第7話 劔火愁

「ふっ、ふっ……ふっ、ふっ……」


 真澄はのどかな田舎道を軽くランニングする。昔から咳が出ることが多かったので自由に走れるのは気分が良かった。


――そういえばダンジョンでも咳は出なかったな。


 すれ違うのは祖父世代の人や軽トラばかり。バイクで慣れた風景も自分の足で走りながらだと新鮮に感じる。


 少し息が上がってきたところで目標が見えてきた。電信柱の下、公衆電話と一緒に並んでいる自動販売機だ。
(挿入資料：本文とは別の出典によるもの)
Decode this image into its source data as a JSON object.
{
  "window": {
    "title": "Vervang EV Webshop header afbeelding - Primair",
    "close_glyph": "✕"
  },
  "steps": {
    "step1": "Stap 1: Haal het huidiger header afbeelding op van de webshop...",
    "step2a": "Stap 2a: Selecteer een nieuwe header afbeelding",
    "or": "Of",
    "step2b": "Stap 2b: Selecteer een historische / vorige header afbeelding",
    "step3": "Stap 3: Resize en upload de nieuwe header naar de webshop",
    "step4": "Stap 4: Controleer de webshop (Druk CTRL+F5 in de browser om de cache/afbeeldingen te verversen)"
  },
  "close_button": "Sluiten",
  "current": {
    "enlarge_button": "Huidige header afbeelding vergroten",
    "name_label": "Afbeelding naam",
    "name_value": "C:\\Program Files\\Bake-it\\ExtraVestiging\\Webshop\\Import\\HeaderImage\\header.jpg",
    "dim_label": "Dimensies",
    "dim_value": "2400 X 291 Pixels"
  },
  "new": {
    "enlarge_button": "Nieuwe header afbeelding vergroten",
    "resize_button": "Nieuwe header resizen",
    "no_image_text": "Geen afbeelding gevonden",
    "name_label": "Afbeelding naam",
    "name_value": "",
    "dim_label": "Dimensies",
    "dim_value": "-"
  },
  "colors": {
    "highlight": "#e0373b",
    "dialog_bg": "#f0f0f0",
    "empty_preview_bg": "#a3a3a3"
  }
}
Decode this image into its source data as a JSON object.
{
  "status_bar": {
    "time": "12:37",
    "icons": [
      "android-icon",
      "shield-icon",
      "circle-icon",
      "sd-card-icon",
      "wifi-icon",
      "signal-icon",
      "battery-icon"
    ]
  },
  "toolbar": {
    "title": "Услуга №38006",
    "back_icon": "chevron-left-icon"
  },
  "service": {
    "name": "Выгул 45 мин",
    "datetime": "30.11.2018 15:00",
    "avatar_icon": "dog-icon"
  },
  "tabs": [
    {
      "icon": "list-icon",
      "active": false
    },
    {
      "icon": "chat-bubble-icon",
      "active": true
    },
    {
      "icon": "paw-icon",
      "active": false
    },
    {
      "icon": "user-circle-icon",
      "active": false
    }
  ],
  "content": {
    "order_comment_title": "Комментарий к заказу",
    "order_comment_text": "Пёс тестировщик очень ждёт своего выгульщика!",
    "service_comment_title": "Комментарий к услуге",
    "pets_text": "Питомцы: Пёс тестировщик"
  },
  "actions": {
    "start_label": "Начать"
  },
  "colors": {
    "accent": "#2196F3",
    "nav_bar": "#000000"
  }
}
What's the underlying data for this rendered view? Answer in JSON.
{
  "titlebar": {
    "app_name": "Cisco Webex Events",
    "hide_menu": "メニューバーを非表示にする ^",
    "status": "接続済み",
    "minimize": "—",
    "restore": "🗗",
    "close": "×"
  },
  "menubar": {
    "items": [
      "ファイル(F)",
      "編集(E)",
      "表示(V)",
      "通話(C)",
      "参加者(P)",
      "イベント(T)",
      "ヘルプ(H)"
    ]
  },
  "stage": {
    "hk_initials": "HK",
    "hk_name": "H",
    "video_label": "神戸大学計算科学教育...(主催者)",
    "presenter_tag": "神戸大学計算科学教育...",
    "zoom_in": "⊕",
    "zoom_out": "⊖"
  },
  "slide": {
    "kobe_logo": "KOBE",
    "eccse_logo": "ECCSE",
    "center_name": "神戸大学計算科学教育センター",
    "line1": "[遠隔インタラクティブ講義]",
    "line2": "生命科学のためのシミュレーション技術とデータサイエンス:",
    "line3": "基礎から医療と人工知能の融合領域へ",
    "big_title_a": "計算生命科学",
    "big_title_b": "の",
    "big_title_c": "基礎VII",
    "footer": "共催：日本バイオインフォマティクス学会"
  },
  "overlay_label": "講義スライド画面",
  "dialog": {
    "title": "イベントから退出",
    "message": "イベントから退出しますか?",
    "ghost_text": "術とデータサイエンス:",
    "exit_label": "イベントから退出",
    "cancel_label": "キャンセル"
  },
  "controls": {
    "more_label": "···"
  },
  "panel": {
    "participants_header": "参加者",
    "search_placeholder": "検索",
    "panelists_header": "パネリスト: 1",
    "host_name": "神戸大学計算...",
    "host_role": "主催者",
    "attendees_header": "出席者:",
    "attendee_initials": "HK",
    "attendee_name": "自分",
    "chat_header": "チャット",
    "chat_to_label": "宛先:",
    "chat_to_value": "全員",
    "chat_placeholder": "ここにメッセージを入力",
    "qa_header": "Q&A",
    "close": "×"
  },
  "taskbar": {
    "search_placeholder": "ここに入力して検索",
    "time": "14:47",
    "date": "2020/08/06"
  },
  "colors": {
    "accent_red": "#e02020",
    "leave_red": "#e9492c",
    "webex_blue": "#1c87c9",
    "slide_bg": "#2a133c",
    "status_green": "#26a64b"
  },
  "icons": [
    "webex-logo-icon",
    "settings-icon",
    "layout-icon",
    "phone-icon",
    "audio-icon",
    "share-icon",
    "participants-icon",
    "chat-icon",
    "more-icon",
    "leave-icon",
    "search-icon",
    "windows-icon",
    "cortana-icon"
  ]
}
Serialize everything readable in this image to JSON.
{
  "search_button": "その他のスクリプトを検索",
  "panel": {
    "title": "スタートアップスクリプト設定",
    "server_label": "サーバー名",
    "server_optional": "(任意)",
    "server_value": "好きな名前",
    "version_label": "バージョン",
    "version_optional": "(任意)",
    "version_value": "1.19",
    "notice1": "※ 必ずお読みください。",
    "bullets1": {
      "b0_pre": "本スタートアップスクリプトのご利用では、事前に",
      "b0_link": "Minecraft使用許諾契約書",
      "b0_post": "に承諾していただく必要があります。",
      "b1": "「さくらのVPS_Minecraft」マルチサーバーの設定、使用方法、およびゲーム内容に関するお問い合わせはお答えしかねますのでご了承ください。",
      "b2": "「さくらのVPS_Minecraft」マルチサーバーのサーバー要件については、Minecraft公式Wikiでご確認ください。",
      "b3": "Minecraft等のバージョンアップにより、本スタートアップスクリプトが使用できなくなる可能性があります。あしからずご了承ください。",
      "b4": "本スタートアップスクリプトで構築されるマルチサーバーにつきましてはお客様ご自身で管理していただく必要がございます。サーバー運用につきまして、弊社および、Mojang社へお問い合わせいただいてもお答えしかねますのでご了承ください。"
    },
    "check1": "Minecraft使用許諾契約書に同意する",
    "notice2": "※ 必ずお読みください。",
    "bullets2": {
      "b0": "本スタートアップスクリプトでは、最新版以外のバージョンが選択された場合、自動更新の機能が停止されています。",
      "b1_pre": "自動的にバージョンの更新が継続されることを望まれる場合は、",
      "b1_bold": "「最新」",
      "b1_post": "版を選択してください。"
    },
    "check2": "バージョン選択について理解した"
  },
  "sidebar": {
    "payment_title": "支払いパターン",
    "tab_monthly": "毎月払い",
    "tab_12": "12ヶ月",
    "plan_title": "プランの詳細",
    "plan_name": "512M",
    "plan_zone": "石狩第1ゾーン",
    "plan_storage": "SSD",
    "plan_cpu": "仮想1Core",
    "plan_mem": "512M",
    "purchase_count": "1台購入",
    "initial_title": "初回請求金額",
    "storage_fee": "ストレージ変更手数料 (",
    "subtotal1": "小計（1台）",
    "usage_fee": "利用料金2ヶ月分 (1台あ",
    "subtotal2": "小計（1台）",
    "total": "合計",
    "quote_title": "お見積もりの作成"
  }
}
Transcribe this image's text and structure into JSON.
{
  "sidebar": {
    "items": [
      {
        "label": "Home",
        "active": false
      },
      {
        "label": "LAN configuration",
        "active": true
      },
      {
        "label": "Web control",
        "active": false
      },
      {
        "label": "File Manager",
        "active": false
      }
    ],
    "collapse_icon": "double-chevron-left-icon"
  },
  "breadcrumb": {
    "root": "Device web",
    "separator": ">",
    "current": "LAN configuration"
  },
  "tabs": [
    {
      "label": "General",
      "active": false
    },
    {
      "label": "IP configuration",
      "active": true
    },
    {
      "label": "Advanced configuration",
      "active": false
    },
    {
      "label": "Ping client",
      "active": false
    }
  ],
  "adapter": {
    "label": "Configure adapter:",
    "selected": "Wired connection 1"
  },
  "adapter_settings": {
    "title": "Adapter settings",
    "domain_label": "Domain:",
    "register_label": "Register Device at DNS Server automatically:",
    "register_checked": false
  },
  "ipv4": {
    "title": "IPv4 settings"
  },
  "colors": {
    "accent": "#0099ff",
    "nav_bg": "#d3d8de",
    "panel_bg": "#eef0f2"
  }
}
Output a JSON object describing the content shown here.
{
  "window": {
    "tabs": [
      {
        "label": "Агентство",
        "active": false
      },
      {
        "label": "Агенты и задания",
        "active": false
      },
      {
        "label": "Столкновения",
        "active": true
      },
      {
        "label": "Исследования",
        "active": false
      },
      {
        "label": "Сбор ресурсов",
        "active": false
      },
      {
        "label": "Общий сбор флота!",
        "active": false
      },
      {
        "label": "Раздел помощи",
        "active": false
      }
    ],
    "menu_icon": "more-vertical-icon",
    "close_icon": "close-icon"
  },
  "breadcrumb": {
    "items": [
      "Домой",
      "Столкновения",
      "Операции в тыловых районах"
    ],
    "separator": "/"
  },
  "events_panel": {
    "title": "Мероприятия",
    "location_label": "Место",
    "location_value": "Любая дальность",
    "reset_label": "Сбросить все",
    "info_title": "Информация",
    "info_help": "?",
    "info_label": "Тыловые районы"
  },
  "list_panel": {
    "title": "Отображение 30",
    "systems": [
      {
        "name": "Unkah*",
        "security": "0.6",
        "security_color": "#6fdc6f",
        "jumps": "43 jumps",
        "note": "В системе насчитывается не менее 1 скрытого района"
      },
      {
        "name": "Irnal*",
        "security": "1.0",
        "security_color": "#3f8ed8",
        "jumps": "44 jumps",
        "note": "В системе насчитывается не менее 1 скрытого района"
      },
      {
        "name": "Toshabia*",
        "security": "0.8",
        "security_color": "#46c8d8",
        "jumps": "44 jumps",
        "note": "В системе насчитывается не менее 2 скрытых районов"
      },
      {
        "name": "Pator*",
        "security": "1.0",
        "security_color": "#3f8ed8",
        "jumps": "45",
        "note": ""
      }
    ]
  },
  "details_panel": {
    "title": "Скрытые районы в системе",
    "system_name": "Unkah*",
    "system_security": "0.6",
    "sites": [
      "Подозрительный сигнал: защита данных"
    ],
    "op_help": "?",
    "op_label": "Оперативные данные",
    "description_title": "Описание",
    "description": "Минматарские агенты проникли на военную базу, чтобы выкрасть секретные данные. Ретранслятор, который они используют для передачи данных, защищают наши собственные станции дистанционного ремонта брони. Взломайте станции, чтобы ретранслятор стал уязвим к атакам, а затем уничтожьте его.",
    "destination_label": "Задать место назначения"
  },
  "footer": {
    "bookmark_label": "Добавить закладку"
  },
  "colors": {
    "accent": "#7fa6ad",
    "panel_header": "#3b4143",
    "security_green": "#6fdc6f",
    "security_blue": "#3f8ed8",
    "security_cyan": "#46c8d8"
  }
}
――いきなり現れるし初めて見たときは謎に怖かったな、と……?


 自動販売機の陰から一人の女が現れる。長い金髪にスカジャンとレザースカートという格好で、カメラを手に公衆電話を撮っていた。


――たまにいるヤンキーみたいな人だ。


 真澄はチラチラ見つつも絡まれるとスケルトンより怖そうなので素通りする。しかし、自動販売機の飲み物を当てにしていたため道を外れ、川沿いでストレッチを始めた。


――上着に桜の柄があると思ったら骸骨もあったな。


 スケルトンには縁があり不思議と親近感が湧いたが、しばらくストレッチに励んで女がいなくなるのを待つのだった。




 ◇




「あぁ、身体の節々がだるい……」


 素振りとランニングをした翌日。学校から帰ってきた真澄は全身の筋肉痛にやられ、居間で転がっていた。


――眠たくなってきたけど……。


「よし!」


 声で気合を入れて立ち上がる。ファイネとの距離を縮めるために、一日一回ぐらいは言葉を交わしておこうと思うのだった。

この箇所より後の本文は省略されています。